Mülheim. Die Aussagen von Mülheims Oberbürgermeister zu einem möglichen „Durchinfizieren“ in der Corona-Pandemie sorgen bei SPD und Linken für Kritik.
In einem offenen Brief hat sich der SPD-Vorsitzende und Arzt Rodion Bakum an Oberbürgermeister Marc Buchholz gewandt. In dem Brief übt Bakum Kritik an den Aussagen, die der Oberbürgermeister im Interview mit dieser Redaktion hinsichtlich der Corona-Pandemie getroffen hatte.
Buchholz hatte darin unter anderem gesagt, man müsse „sich auch fragen, ob es nicht besser wäre, tatsächlich das Risiko einzugehen, dass alle einmal durchinfiziert sind, um auf Dauer aus der Pandemie zu kommen“. Bakum verweist in seiner Funktion als Mediziner darauf, dass das Konzept der natürlichen Herdenimmunität mehrfach widerlegt worden sei. Stattdessen, betont der SPD-Chef, helfe nur Impfen.
Das Streben nach der natürlichen Herdenimmunität habe in Schweden zur höchsten Übersterblichkeit unter den skandinavischen Ländern geführt, legt Rodion Bakum in seinem offenen Brief dar. Zu Buchholz’ Überlegung, ob es sinnvoll sei, sich infizieren zu lassen, erklärt Bakum: „Mit jedem infizierten Menschen – insbesondere mit Immunschwäche – steigt die Wahrscheinlichkeit neuer, besorgniserregender Virusmutationen.“
„Ein wirksamer Schutz für die Bevölkerung kann nur mit einer konsequenten Impfkampagne erreicht werden“, ist Bakum überzeugt und verweist auf Studien des Robert-Koch-Instituts, wonach für einen wirksamen Gemeinschaftsschutz gegen Covid-19 eine Impfquote zwischen mindestens 85 und 90 Prozent benötigt werde.

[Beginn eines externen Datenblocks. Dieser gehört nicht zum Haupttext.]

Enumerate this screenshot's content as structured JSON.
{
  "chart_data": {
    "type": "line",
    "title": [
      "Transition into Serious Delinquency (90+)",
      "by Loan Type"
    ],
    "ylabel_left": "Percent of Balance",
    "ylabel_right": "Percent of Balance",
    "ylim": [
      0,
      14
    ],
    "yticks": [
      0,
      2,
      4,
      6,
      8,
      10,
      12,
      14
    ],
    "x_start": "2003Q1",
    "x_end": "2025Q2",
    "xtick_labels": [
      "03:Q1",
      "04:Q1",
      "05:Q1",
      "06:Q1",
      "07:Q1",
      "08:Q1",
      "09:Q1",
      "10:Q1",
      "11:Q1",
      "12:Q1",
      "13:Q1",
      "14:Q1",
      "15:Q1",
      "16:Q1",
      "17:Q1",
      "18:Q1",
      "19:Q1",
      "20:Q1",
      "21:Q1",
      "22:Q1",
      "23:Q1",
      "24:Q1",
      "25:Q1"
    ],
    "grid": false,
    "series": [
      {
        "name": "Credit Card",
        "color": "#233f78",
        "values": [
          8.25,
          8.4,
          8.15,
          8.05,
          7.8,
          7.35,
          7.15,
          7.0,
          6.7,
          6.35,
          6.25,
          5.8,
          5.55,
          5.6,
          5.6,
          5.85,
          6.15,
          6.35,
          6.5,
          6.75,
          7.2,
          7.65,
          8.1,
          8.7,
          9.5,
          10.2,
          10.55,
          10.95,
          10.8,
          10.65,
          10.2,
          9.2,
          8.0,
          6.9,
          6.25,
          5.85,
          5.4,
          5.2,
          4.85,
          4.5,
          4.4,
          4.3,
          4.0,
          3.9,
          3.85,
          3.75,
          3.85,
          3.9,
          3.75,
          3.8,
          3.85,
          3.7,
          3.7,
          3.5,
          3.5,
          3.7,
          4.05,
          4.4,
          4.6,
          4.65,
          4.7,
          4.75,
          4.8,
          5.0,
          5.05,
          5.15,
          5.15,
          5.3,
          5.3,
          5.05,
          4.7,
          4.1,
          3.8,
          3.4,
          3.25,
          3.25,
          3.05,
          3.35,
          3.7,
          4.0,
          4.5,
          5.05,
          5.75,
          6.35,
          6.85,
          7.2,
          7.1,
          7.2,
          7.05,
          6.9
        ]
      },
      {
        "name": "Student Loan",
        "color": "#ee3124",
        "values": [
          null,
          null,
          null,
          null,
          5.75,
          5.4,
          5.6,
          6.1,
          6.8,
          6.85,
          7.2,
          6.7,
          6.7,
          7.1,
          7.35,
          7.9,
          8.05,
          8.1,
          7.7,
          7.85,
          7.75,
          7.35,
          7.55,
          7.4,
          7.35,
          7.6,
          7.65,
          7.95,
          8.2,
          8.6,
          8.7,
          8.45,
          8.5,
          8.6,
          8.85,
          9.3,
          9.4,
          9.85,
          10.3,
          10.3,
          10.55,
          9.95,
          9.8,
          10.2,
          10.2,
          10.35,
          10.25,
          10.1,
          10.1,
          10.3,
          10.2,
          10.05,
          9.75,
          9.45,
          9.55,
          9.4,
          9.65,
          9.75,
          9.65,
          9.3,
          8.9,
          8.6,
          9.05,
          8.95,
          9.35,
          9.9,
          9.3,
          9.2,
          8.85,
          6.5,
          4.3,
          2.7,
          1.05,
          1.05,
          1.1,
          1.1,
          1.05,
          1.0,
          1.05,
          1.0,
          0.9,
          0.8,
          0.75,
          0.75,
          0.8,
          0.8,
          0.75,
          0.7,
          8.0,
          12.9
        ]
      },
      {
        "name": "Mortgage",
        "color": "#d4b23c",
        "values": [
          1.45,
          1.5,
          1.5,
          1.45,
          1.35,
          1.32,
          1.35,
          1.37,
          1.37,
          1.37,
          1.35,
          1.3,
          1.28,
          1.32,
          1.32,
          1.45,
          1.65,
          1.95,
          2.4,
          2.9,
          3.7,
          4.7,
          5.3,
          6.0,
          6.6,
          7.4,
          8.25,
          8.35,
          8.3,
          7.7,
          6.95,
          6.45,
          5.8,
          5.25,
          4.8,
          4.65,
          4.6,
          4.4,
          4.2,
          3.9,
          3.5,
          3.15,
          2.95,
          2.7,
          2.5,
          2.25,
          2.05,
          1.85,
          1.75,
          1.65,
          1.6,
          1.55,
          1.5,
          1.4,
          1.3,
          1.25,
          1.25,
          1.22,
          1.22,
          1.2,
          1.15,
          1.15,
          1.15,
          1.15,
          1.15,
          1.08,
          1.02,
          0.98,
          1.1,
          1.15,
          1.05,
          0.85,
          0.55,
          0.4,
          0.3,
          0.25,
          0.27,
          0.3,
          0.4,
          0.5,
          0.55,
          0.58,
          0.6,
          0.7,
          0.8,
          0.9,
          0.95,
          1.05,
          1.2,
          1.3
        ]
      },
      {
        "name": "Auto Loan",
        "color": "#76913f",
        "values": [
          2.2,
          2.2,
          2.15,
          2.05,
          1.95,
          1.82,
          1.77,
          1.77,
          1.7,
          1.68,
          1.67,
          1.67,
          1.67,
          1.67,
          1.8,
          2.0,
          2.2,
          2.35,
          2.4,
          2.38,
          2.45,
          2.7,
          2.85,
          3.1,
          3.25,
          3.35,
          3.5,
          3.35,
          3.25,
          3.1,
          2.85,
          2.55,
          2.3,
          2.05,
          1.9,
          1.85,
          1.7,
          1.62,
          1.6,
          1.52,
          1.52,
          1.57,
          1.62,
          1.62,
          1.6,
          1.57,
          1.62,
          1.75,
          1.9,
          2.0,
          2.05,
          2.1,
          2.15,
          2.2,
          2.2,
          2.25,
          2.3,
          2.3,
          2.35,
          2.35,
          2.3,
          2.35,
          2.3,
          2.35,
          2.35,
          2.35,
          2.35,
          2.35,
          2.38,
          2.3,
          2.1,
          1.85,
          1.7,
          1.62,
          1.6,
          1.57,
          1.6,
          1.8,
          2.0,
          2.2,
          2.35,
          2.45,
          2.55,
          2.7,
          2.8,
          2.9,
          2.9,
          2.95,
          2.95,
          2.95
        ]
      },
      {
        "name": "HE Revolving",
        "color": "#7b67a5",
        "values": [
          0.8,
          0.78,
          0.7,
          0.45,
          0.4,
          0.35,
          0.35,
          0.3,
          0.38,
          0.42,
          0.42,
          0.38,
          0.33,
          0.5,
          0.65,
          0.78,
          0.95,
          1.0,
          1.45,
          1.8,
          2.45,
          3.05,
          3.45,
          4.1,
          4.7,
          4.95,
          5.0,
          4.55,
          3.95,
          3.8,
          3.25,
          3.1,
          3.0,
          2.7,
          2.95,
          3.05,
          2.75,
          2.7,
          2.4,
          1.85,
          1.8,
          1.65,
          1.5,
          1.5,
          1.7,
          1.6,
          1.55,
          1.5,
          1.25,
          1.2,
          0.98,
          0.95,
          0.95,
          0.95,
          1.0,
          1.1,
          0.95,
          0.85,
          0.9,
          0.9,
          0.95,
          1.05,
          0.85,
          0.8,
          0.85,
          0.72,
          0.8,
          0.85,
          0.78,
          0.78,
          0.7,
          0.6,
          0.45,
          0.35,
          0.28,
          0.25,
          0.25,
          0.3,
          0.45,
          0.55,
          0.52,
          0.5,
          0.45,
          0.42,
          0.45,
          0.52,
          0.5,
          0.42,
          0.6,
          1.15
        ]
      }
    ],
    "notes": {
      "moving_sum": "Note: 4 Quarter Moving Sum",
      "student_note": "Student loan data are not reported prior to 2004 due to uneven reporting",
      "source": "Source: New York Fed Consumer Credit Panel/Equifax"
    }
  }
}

Vorschlag: Impfkampagne neu befeuern mit proaktiver Impfeinladung
Weitere Kritik äußert der SPD-Vorsitzende an der Interview-Aussage des Oberbürgermeisters, in der Pandemie als verantwortliche Stadtspitze „auf Sicht zu fahren“ zu wollen. Mit Blick auf Corona-Wellen wie aktuell der mit Omikron schreibt der SPD-Politiker: „Wir wissen, was auf uns vor Ort zukommen wird.“ Der Mediziner pocht darauf, die Impfkampagne erneut zu befeuern und schlägt der Stadtspitze eine proaktive Impfeinladung vor sowie Besuche von Teams, die Impfmüde in den Stadtteilen aufsuchen. Rodion Bakum verweist zudem auf die psychosozialen Folgen der Pandemie und fragt nach dem Stand beim psychosozialen Krisenmanagement.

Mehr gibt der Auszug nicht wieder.